SETTING A HIGH BAR DOESN’T EQUATE WITH UNFAIR
The line between setting high standards and bullying is nigh on impossible to discern in today’s hyper-sensitive world. Since stepping over it costs jobs and reputations, I suggest those who would pass judgement consider this thought from the 1908 novel “The Magician” by W. Somerset Maugham: “It’s a funny thing about life; if you refuse to accept anything but the best, you very often get it.”
The best proof of that I ever met was Walter Cronkite.
The anchorman before whom even presidents were known to quail considered that his job, and that of his news broadcast was“… only to hold up the mirror — to tell and show the public what has happened.”
Insisting, nay demanding, that the mirror be held according to his standards was what earned him the mantle “The most trusted man in America”, and made his network number one.
His tag line: “And that’s the way it is”, summed up both the anchorman and his newscast.
No posturing or posing. No fake, forced or facetious facial expressions (generally no alliteration either).
In a piece to mark the 40th anniversary of Cronkite’s last CBS Evening News sign-off, Prof Jeffrey McCall of DePauw University wrote: “He imposed strict standards for accuracy and objectivity into his broadcasts. Every writer and producer on his team knew the perfectionist’s expectations and knew not to stray into personal bias or activism.”
These days, so-called “snowflakes” (defined by the Urban Dictionary as: “a very sensitive person. Someone who is easily hurt or offended by the statements or actions of others”), of whom there seem to be many, might consider “the perfectionist’s expectations” bullying.
To them I say, you should be so lucky.
SUCK IT UP AND LEARN
My journalism career began under several news editors who had neither the time nor the patience for reporting they deemed inferior, Some of the ways in which they pointed it out would cost them their job today.
But back then, there was no running to an HR department whose default setting is to favour the easily offended. No doubt there were occasions when a little more decorum wouldn’t have gone amiss, but in hindsight, I realise even the harshest criticism was to maintain standards, and in so doing, make better journalists. And, I suspect, weed out the dross.
That’s not a defence of physical abuse or vindictive behaviour.
But how did it come to pass that what used to be called a “thick skin” was admired, and is now considered a sign of weakness?
What’s the difference between bullying and insisting on certain standards being maintained?

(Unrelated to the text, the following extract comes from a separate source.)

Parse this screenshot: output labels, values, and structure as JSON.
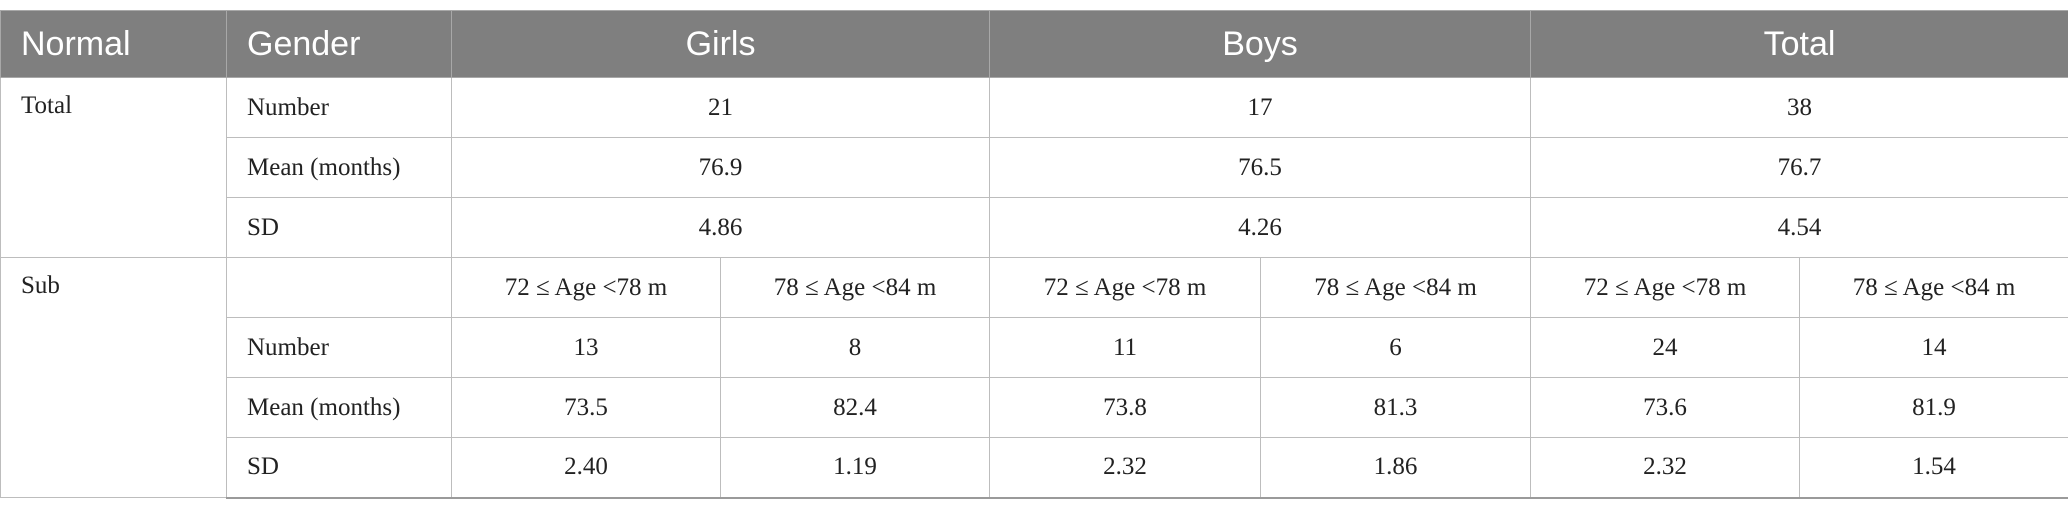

That was more or less the defence offered by the now former British Deputy Prime Minister Dominic Raab, who was fired after complaints about how he behaved towards his staff during three high level government positions. Supporters said Raab was robust, expected the very best, and conceded that he could be demanding.

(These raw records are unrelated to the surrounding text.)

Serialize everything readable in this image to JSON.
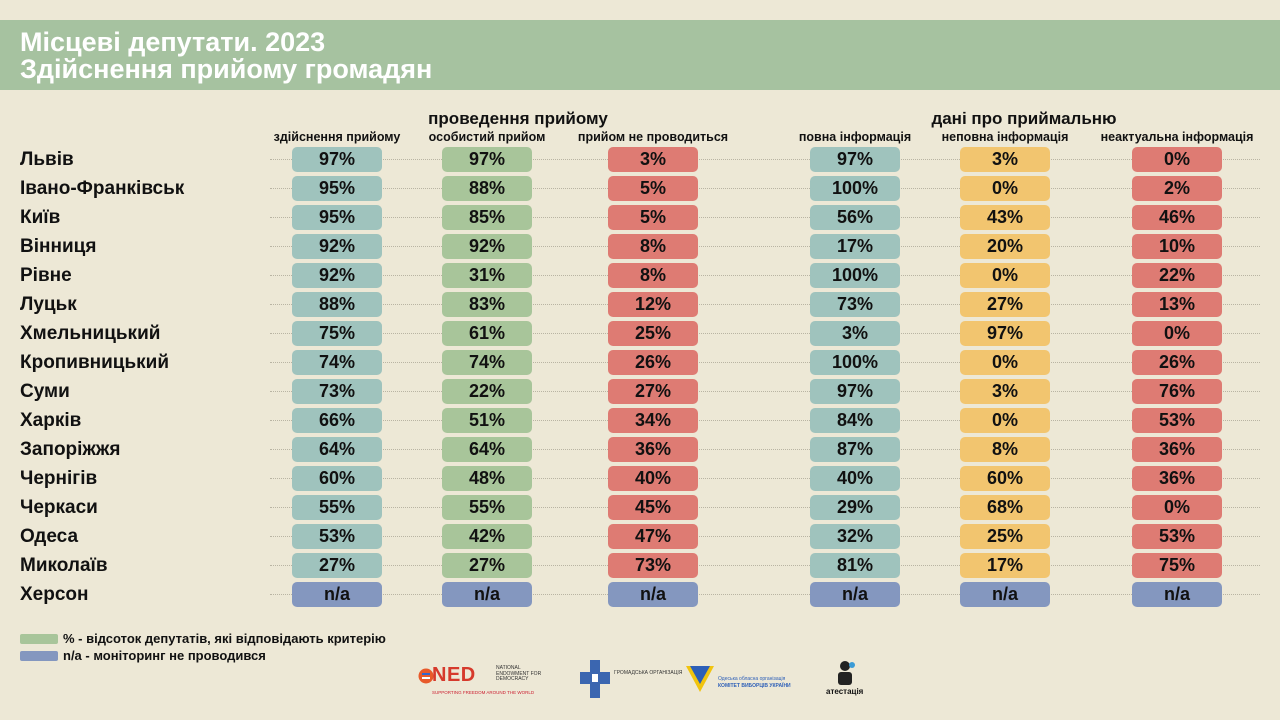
{
  "header": {
    "title_line1": "Місцеві депутати. 2023",
    "title_line2": "Здійснення прийому громадян"
  },
  "colors": {
    "background": "#ede8d6",
    "header": "#a6c2a0",
    "blue_green": "#9fc3bd",
    "green": "#a8c59a",
    "red": "#de7b73",
    "yellow": "#f2c56f",
    "na": "#8497bf"
  },
  "chart_data": {
    "type": "table",
    "groups": [
      "проведення прийому",
      "дані про приймальню"
    ],
    "columns": [
      "здійснення прийому",
      "особистий прийом",
      "прийом не проводиться",
      "повна інформація",
      "неповна інформація",
      "неактуальна інформація"
    ],
    "rows": [
      {
        "city": "Львів",
        "values": [
          "97%",
          "97%",
          "3%",
          "97%",
          "3%",
          "0%"
        ]
      },
      {
        "city": "Івано-Франківськ",
        "values": [
          "95%",
          "88%",
          "5%",
          "100%",
          "0%",
          "2%"
        ]
      },
      {
        "city": "Київ",
        "values": [
          "95%",
          "85%",
          "5%",
          "56%",
          "43%",
          "46%"
        ]
      },
      {
        "city": "Вінниця",
        "values": [
          "92%",
          "92%",
          "8%",
          "17%",
          "20%",
          "10%"
        ]
      },
      {
        "city": "Рівне",
        "values": [
          "92%",
          "31%",
          "8%",
          "100%",
          "0%",
          "22%"
        ]
      },
      {
        "city": "Луцьк",
        "values": [
          "88%",
          "83%",
          "12%",
          "73%",
          "27%",
          "13%"
        ]
      },
      {
        "city": "Хмельницький",
        "values": [
          "75%",
          "61%",
          "25%",
          "3%",
          "97%",
          "0%"
        ]
      },
      {
        "city": "Кропивницький",
        "values": [
          "74%",
          "74%",
          "26%",
          "100%",
          "0%",
          "26%"
        ]
      },
      {
        "city": "Суми",
        "values": [
          "73%",
          "22%",
          "27%",
          "97%",
          "3%",
          "76%"
        ]
      },
      {
        "city": "Харків",
        "values": [
          "66%",
          "51%",
          "34%",
          "84%",
          "0%",
          "53%"
        ]
      },
      {
        "city": "Запоріжжя",
        "values": [
          "64%",
          "64%",
          "36%",
          "87%",
          "8%",
          "36%"
        ]
      },
      {
        "city": "Чернігів",
        "values": [
          "60%",
          "48%",
          "40%",
          "40%",
          "60%",
          "36%"
        ]
      },
      {
        "city": "Черкаси",
        "values": [
          "55%",
          "55%",
          "45%",
          "29%",
          "68%",
          "0%"
        ]
      },
      {
        "city": "Одеса",
        "values": [
          "53%",
          "42%",
          "47%",
          "32%",
          "25%",
          "53%"
        ]
      },
      {
        "city": "Миколаїв",
        "values": [
          "27%",
          "27%",
          "73%",
          "81%",
          "17%",
          "75%"
        ]
      },
      {
        "city": "Херсон",
        "values": [
          "n/a",
          "n/a",
          "n/a",
          "n/a",
          "n/a",
          "n/a"
        ]
      }
    ]
  },
  "legend": [
    {
      "text": "% - відсоток депутатів, які відповідають критерію",
      "color": "#a8c59a"
    },
    {
      "text": "n/a - моніторинг не проводився",
      "color": "#8497bf"
    }
  ],
  "logos": {
    "ned_word": "NED",
    "ned_sub": "NATIONAL ENDOWMENT FOR DEMOCRACY",
    "ned_tag": "SUPPORTING FREEDOM AROUND THE WORLD",
    "org2_text": "ГРОМАДСЬКА ОРГАНІЗАЦІЯ",
    "cvu_line1": "Одеська обласна організація",
    "cvu_line2": "КОМІТЕТ ВИБОРЦІВ УКРАЇНИ",
    "atestatsiia": "атестація"
  }
}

Raab decried what he called “activist civil servants” who could not cope with being told that their work was not up to the standard he expected.
Some of them, in turn, allegedly “suffered significant negative impacts on their psychological wellbeing”.
I am in no position to pass judgement either way, but it seems to me superiors in the workplace have a right and duty to insist that doing a job means more than showing up on time and then choosing your own level of acceptable, never mind exceptional, performance.
Nothing of consequence was ever accomplished by anyone who thought meeting minimum requirements was more than enough, or by standards set at a level that can be met by mediocrity, rather than merit, perseverance and resilience.
As Charles Darwin postulated: “The more efficient causes of progress seem to consist of a good education during youth whilst the brain is impressible, and of a high standard of excellence, inculcated by the ablest and best men, embodied in the laws, customs and traditions of the nation, and enforced by public opinion.”
The antithesis of that is (or was) Tucker Carlson, a person with a good education who chose not just to abjure, but to denigrate anything approaching any standards worth mentioning or worthy of the name.
It is both ironic and poetic justice that he and his network have been shamed because of embracing versions of bullying, and not meeting what pass for standards of any kind.
Nor should it come as a surprise if he reinvents himself as a victim of a version of the very thing he made his FOX “News” career by being.
Meanwhile, and in perpetuity, it is a newsman who set and remains, the benchmark for insisting on, and having, high standards.